Variétés.—Avant-Pêche blanche, — Petite Mignonne, — Grosse Mignonne, — Malte, — Madeleine, — Chevreuse, — Chevreuse tardive, — Admirable Belle de Vitry, — Brugnon musqué, — Madeleine rouge tardive, — Alberge jaune, — Galande, — Vineuse pourpre hâtive, — Madeleine de Courson, — Violette hâtive, — Veloutée tardive, — Téton de Vénus, — Bourdine, — Bon ouvrier, — Pourprée tardive, — Belle de Doué, — Reine des vergers.

Poirier (Pyrus).—Plantation.—Les Poiriers greffés sur Coignassier réussissent dans presque tous les terrains, même dans ceux qui ont peu de profondeur, pourvu cependant qu'ils ne soient pas glaiseux ou humides; car alors, malgré tous les soins, ils périraient au bout de quelques années.
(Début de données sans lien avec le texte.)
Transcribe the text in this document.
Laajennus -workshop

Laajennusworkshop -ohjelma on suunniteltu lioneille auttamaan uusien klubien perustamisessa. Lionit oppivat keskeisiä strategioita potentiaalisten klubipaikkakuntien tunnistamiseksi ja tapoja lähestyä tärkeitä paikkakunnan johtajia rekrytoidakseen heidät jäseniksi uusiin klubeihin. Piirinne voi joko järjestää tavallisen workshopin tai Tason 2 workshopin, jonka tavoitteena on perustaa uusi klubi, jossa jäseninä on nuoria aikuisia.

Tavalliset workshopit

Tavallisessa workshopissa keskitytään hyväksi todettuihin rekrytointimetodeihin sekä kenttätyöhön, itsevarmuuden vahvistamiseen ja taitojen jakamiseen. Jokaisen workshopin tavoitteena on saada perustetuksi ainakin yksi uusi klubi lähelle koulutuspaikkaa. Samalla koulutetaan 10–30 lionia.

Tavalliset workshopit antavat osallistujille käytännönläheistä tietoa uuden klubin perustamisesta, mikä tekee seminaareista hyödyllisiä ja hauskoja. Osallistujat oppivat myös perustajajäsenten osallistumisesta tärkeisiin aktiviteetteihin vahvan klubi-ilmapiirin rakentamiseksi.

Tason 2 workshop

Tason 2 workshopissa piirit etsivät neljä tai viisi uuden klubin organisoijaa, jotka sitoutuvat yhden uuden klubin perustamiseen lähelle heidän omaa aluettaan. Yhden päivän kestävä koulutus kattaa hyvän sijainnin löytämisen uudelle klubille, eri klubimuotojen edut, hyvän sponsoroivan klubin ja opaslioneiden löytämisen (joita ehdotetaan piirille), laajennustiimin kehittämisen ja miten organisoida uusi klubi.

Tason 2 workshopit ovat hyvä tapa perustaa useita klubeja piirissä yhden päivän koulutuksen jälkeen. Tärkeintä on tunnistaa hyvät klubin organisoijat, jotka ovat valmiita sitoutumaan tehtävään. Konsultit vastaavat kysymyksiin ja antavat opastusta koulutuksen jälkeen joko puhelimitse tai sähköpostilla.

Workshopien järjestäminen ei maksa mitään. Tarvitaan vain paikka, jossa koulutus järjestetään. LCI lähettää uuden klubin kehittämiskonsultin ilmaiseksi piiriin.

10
Toutes les fois que l'on aura à planter dans un terrain profond, il sera préférable de planter des Poiriers greffés sur franc, parce qu'ils sont beaucoup plus robustes.
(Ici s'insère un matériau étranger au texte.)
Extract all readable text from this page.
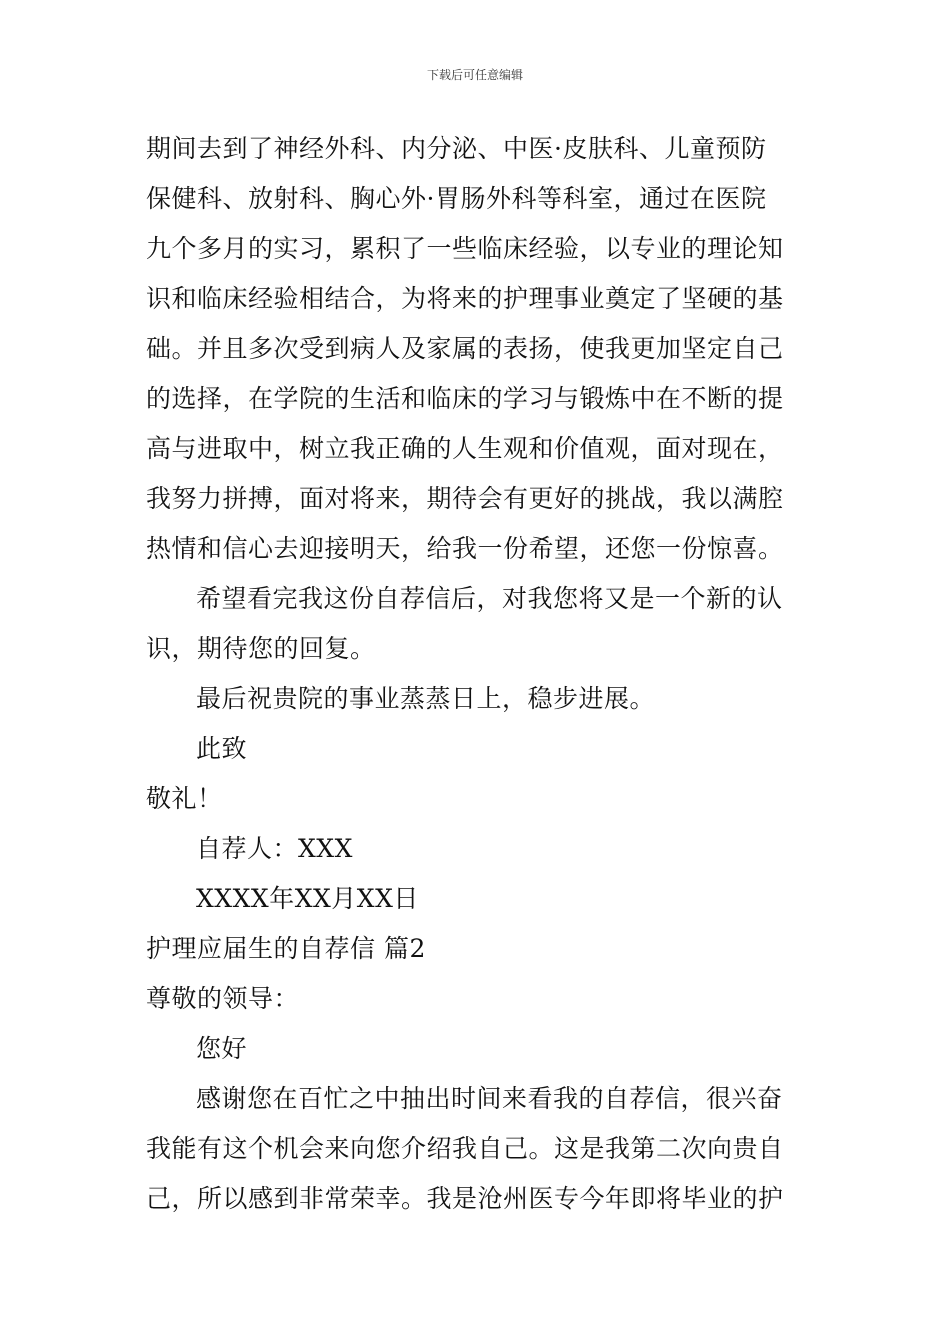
下载后可任意编辑
期间去到了神经外科、内分泌、中医·皮肤科、儿童预防
保健科、放射科、胸心外·胃肠外科等科室，通过在医院
九个多月的实习，累积了一些临床经验，以专业的理论知
识和临床经验相结合，为将来的护理事业奠定了坚硬的基
础。并且多次受到病人及家属的表扬，使我更加坚定自己
的选择，在学院的生活和临床的学习与锻炼中在不断的提
高与进取中，树立我正确的人生观和价值观，面对现在，
我努力拼搏，面对将来，期待会有更好的挑战，我以满腔
热情和信心去迎接明天，给我一份希望，还您一份惊喜。
希望看完我这份自荐信后，对我您将又是一个新的认
识，期待您的回复。
最后祝贵院的事业蒸蒸日上，稳步进展。
此致
敬礼！
自荐人：XXX
XXXX年XX月XX日
护理应届生的自荐信 篇2
尊敬的领导：
您好
感谢您在百忙之中抽出时间来看我的自荐信，很兴奋
我能有这个机会来向您介绍我自己。这是我第二次向贵自
己，所以感到非常荣幸。我是沧州医专今年即将毕业的护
C'est à tort que l'on dit que ces arbres sont trop lents à se mettre à fruit, parce qu'ils poussent trop vigoureusement; car si, par une taille bien raisonnée et proportionnée à la force des arbres, on établit une égale répartition de séve dans tous les membres, on parviendra souvent à les faire fructifier dès les premières années; une fois que ces arbres sont à fruit, ils en donnent abondamment, et vivent très-vieux. Si l'on plante des Poiriers greffés sur Coignassier, on prendra des arbres de dix-huit ou vingt mois de greffe; mais s'ils sont greffés sur franc, comme ils poussent beaucoup plus vigoureusement, on peut quelquefois les planter greffés de l'année. Nous conseillons, pour planter dans les plates-bandes, de prendre des Poiriers élevés en quenouille; car, dans cette position, c'est réellement la forme la plus avantageuse, en ce qu'elle occupe peu de place et produits beaucoup de fruits. Il faut mettre entre deux pieds un Pommier ou un Poirier nain, que l'on taillera en gobelet. Il faudrait alors les planter à environ 4 ou 5 mètres l'un de l'autre.
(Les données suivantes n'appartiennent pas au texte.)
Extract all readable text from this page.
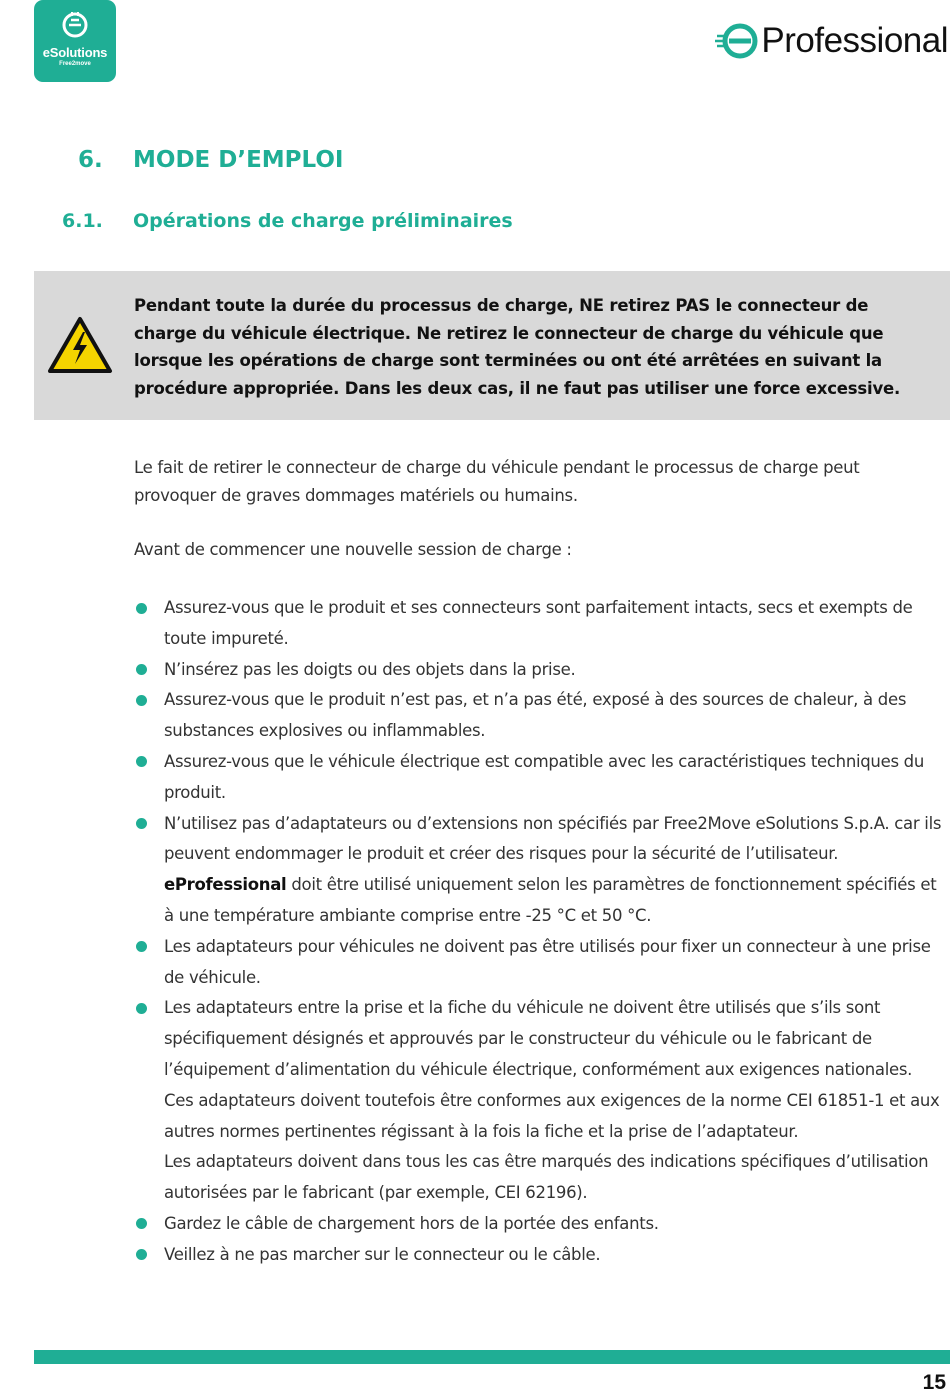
eSolutions
Free2move
Professional
6. MODE D’EMPLOI
6.1. Opérations de charge préliminaires
Pendant toute la durée du processus de charge, NE retirez PAS le connecteur de charge du véhicule électrique. Ne retirez le connecteur de charge du véhicule que lorsque les opérations de charge sont terminées ou ont été arrêtées en suivant la procédure appropriée. Dans les deux cas, il ne faut pas utiliser une force excessive.

Le fait de retirer le connecteur de charge du véhicule pendant le processus de charge peut provoquer de graves dommages matériels ou humains.

Avant de commencer une nouvelle session de charge :

Assurez-vous que le produit et ses connecteurs sont parfaitement intacts, secs et exempts de toute impureté.
N’insérez pas les doigts ou des objets dans la prise.
Assurez-vous que le produit n’est pas, et n’a pas été, exposé à des sources de chaleur, à des substances explosives ou inflammables.
Assurez-vous que le véhicule électrique est compatible avec les caractéristiques techniques du produit.
N’utilisez pas d’adaptateurs ou d’extensions non spécifiés par Free2Move eSolutions S.p.A. car ils peuvent endommager le produit et créer des risques pour la sécurité de l’utilisateur.
eProfessional doit être utilisé uniquement selon les paramètres de fonctionnement spécifiés et à une température ambiante comprise entre -25 °C et 50 °C.
Les adaptateurs pour véhicules ne doivent pas être utilisés pour fixer un connecteur à une prise de véhicule.
Les adaptateurs entre la prise et la fiche du véhicule ne doivent être utilisés que s’ils sont spécifiquement désignés et approuvés par le constructeur du véhicule ou le fabricant de l’équipement d’alimentation du véhicule électrique, conformément aux exigences nationales.
Ces adaptateurs doivent toutefois être conformes aux exigences de la norme CEI 61851-1 et aux autres normes pertinentes régissant à la fois la fiche et la prise de l’adaptateur.
Les adaptateurs doivent dans tous les cas être marqués des indications spécifiques d’utilisation autorisées par le fabricant (par exemple, CEI 62196).
Gardez le câble de chargement hors de la portée des enfants.
Veillez à ne pas marcher sur le connecteur ou le câble.
15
1. Poiriers en quenouille.

Fig. 20.—Poirier en quenouille.

Taille.—La première année, on taillera le rameau terminal à sept ou huit yeux, selon la vigueur de l'arbre, afin d'obtenir trois ou quatre nouveaux membres. On aura soin de tailler sur l'œil placé le plus favorablement, pour prolonger la tige le plus verticalement possible (fig. [20]).

On taillera aussi le rameau terminal de chaque rameau sur un œil placé de manière à prolonger le bras horizontalement. Les bras inférieurs étant les plus âgés, ils seront plus allongés que ceux qui sont placés au-dessus, et il faudra à chaque taille avoir soin de leur conserver les mêmes proportions. On enlèvera sur chaque membre les rameaux qui se trouveraient placés dessus et dessous, puis on taillera à environ 0m,03 de longueur ceux qui ne sont pas nécessaires à la forme de l'arbre. Ce sont les jeux inférieurs de ces rameaux qui donneront naissance aux brindilles. S'il se trouvait quelques lambourdes terminées par un bouton à fleur, il ne faudra pas les tailler, car on se priverait de quelques fruits.

Si, à la place où il est indispensable d'établir un membre pour compléter la régularité de l'arbre, il ne se trouvait pas de bourgeon pour le former, on pourra facilement en obtenir un, soit en posant un écusson, soit en cernant l'œil le plus rapproché de la place où l'on a besoin d'un membre, ce qui doit se faire de la manière suivante. À l'époque de la taille, on fait une incision transversale immédiatement au-dessus, puis une seconde à 0m,02 ou 0m,03 au-dessus de la première, enfin plus ou moins, selon la force qu'on veut donner au bourgeon. Ensuite, partant de la seconde incision, on fait à 0m,02 ou 0m,03 de chaque côté de l'œil une incision longitudinale, puis on enlève la portion d'écorce qui se trouve entre les deux incisions transversales. Ainsi cerné, l'œil se développe avec autant de vigueur que si l'on avait supprimé toute la partie qui est au-dessus.

Cette opération peut être pratiquée avec succès non-seulement sur la tige, mais encore sur tous les membres d'un arbre sur lequel il y a des vides à remplir.